This content has been marked as final. Show 8 replies
I want to store duplicate geometry intentionally, will it have any problems ??.... I already posted this question in this forum, but i am posting again to get more suggestions.If you didn't get enough suggestions first time around, it is probably because you are really the only person who can answer that question. Depending on your exact circumstances the answer could be "Yes", "No" or "It won't make much difference".
Because same data comes from different sources and going to be big database systemHow about you give us some more useful context.
- What sort of data are we talking about? Roads? Points of Interest? Cadastral data?....
- How many different data sources?
- What are the rough data volumes you will be receiving?
- How often will you receive the data from these data sources?
- How many duplicates are you expecting?
- Why do you not want to deduplicate?
- What will the data be used for? Will the users of the data care about which data source it came from? Will the users of the data care if it is duplicated?
Your question can be turned around to point to a more generic question (for remember: "spatial is not special"!).
Do database tables with date columns mind if you store the same date more than once? Same for numbers, strings etc?
Clearly, the answer is no !
Now, if a duplicate date was not allowed for the same observation of a plant in a table called FLORA, we would stop this by creating a unique constraint on the table:
So the issue about what constitutes valid duplication or not is the way you implement constraints on the table.
ALTER TABLE flora ADD CONSTRAINT flora_plant_uq UNIQUE(plant_id,obs_date);
Constraints and Models
Constraints reflect the "business rules" that constrain the data you are storing so that it is "fit for [your] purpose"
So, in the end, it is all about the data model.
One should start all data storage by creating a data model that exposes the rules you want for the data.
So, for our OBS_DATE column in our FLORA table we may wish that the values entered are valid. But we define valid to mean from 1st January 2005 onwards.
SQL Developer 3.x has a free data modelling tool built in: it is an excellent tool for designing basic data models.
alter table flora add constraint flora_obs_date_ck check(obs_date >= '01/JAN/2005');
It is difficult to implement uniqueness constraints that involve sdo_geometry data. Perhaps one day our SQL/OGC standards bodies and implementing database vendors will catch up on this problem.

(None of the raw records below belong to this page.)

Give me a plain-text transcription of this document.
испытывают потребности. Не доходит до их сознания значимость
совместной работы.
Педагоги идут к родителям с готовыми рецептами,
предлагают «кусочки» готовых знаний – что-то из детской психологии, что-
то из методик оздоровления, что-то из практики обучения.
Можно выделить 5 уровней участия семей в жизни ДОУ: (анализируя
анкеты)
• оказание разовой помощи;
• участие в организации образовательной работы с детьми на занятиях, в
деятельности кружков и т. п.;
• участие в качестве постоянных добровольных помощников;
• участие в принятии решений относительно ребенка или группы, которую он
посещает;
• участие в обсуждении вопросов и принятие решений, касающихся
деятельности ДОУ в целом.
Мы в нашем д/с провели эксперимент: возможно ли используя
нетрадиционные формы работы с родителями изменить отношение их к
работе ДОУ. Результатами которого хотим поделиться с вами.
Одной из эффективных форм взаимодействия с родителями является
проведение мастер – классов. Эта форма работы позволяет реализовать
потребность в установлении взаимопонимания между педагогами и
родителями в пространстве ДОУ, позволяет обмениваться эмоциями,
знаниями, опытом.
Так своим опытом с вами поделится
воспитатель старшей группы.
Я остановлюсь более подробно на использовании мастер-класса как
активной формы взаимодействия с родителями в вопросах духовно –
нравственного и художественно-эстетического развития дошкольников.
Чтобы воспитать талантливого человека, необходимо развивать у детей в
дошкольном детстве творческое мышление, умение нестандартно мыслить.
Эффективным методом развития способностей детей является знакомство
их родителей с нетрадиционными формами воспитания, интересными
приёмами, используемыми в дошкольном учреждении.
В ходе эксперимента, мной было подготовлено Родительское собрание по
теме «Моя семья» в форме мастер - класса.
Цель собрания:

Even so, we can do something. For example, if the flora table had an sdo_geometry column, called location, which was a point, this will work:
However, this would not work for linestring/polygon data. For example, let's assume the FLORA table allowed observations of a plant to include a patch ie not a single plant (eg a tree) but an area of blackberries. We can't do the following because one cannot reference a function in the constraint:
alter table flora add constraint flora_location_uq unique (location.sdo_point.x,location.sdo_point.y); -- or with other columns alter table flora add constraint flora_location_uq unique (plant_id,obs_date,location.sdo_point.x,location.sdo_point.y);
OK, so how can we do this?
alter table flora add constraint flora_location_uq unique (plant_id,obs_date,location.get_wkt());
AFAIK, we can only do this via a trigger:
create or replace trigger flora_location_ai after insert on flora for each row Declare v_ok pls_integer; begin SELECT 1 INTO v_ok FROM flora g WHERE g.plant_id = new.plant_id AND g.obs_date = new.obs_date AND SDO_EQUAL(g.geom,:new.geom) = 'TRUE'; -- We found a duplicate, so raise an error raise_application_error(-20001,'Duplicate location found for (' || :new.plant_id || ',' || new.obs_date || ')'); EXCEPTION WHEN NO_DATA_FOUND THEN RETURN; -- No duplicates End; /
So, in short, you can store anything in any Oracle table. In a table with 1 million rows you could have:
1. Only 2 unique values of an column called SPECIES.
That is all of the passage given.